Волна шуршащей бумаги, идущая из-за барьера, оседает темной пеной вздохов на скамьях для публики… Еще семь-восемь обвиненных вместе с их адвокатами. В первом ряду молодая дама в серебристом норковом манто с двумя сопровождающими – опекунами? защитниками? телохранниками? – по обеим сторонам. Немного вульгарная пластмассовая физиономия с ярко накрашенными лиловой помадой губами. Все время что-то поправляет, как видно, мучается, что рядом нет зеркала. Интересно, в чем ее обвиняют? Своровала деньги любовника? Подделка завещания слишком внезапно умершего мужа?
Все остальные – молодые здоровые мужики, в основном мосластые негры, хотя попадаются и ирландцы с красными жилистыми шеями или бритоголовые с широкими обручами лоснящихся от времени ремней на застиранных джинсах. Судят за драки в ночных клубах, за избиение жен, любовниц, за угрозы, за драки с мужьями… за что только не судят… Другая жизнь, о которой я ничего не знаю…

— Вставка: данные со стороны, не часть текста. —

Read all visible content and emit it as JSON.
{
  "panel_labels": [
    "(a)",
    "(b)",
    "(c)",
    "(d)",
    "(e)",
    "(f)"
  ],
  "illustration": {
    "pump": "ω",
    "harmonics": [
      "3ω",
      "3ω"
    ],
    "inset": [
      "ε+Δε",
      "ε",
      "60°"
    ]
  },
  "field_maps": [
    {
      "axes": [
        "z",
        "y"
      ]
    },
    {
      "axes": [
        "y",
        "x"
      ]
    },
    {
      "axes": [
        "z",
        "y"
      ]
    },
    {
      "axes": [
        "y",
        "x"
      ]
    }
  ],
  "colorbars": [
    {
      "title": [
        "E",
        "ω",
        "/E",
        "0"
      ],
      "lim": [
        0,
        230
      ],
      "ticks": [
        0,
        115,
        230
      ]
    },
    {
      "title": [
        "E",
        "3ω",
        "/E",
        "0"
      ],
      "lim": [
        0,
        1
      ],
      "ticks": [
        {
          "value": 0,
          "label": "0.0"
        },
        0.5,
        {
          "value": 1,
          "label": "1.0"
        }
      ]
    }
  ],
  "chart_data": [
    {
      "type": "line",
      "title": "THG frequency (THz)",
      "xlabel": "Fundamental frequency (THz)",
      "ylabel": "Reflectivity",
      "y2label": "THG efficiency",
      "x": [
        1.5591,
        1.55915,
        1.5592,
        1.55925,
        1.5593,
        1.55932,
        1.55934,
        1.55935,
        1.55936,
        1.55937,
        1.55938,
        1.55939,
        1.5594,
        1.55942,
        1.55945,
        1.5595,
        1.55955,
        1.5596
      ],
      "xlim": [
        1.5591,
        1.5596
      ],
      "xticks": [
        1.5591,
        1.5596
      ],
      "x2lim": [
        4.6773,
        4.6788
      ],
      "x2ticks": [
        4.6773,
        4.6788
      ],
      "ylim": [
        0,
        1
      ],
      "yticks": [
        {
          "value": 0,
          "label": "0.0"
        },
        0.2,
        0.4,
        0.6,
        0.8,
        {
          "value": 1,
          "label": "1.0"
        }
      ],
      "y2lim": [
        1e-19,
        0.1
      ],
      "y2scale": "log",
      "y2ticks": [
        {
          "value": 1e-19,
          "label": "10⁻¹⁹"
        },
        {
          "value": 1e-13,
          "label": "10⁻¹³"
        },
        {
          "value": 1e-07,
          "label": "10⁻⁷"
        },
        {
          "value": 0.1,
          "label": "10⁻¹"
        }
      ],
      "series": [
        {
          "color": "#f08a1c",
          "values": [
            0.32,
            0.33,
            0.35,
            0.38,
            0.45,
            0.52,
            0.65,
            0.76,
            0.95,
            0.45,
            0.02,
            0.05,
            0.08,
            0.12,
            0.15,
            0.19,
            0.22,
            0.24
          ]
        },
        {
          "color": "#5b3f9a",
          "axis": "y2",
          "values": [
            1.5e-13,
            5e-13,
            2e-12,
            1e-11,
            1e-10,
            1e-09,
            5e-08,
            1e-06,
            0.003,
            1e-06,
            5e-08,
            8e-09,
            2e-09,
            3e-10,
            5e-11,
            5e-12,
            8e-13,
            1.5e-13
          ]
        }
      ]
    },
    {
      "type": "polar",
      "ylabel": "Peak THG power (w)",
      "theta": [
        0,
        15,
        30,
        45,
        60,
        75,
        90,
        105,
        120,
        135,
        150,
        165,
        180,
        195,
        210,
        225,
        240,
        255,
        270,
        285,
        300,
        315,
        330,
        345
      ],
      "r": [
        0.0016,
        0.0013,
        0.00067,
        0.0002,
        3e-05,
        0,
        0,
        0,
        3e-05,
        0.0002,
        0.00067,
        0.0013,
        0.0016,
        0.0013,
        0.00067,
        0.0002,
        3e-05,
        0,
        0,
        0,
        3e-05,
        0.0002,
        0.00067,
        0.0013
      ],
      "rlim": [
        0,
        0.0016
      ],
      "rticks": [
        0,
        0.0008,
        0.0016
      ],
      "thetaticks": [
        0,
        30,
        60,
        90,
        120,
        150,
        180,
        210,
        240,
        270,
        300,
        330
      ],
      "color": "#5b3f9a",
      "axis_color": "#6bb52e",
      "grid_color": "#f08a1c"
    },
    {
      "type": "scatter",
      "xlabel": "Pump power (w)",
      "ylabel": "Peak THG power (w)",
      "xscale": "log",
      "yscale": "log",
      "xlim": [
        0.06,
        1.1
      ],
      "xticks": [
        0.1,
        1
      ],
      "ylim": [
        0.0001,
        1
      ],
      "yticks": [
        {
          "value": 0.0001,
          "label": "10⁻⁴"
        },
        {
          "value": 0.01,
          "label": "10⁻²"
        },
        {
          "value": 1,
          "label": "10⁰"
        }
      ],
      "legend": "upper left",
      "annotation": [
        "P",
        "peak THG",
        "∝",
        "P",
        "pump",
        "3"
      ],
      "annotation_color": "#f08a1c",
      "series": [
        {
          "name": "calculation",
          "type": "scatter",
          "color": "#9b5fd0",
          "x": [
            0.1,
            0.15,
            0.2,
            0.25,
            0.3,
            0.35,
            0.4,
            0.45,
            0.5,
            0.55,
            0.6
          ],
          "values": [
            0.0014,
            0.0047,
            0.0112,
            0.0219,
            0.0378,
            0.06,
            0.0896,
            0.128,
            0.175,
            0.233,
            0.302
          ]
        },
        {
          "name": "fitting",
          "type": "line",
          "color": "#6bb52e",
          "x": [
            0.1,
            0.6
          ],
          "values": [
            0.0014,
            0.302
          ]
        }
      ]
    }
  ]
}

Если прислушаться, какое-то невнятное шуршание различаешь в зале. Словно вокруг обвиненных носится небольшая стая никому не принадлежащих фраз, и в них все чаще мелькает «факинг приговор». Прочная складка заплесневевшего воздуха – звуковой барьер над деревянным разделительным барьером – не пропускает их на другую сторону, к вершителям правосудия. Там неприкосновенные. А здесь, как только судья называет фамилию и очередной обвиняемый встает, вся стая невидимой хищной невнятицы сразу набрасывается на него. Облепляют, начинают кусать беззвучно и беспощадно, лезут в рот, в уши. Он стоит, сцепив руки в области причинно-следственного места. С трудом удерживает равновесие, боится пошевелиться. Не понимает, что происходит. Наконец властный голос судьи отгоняет их прочь, и обвиняемый, получив свой «факинг приговор», возвращается на место. Они ненадолго стихают, пока новая жертва не занимает его место.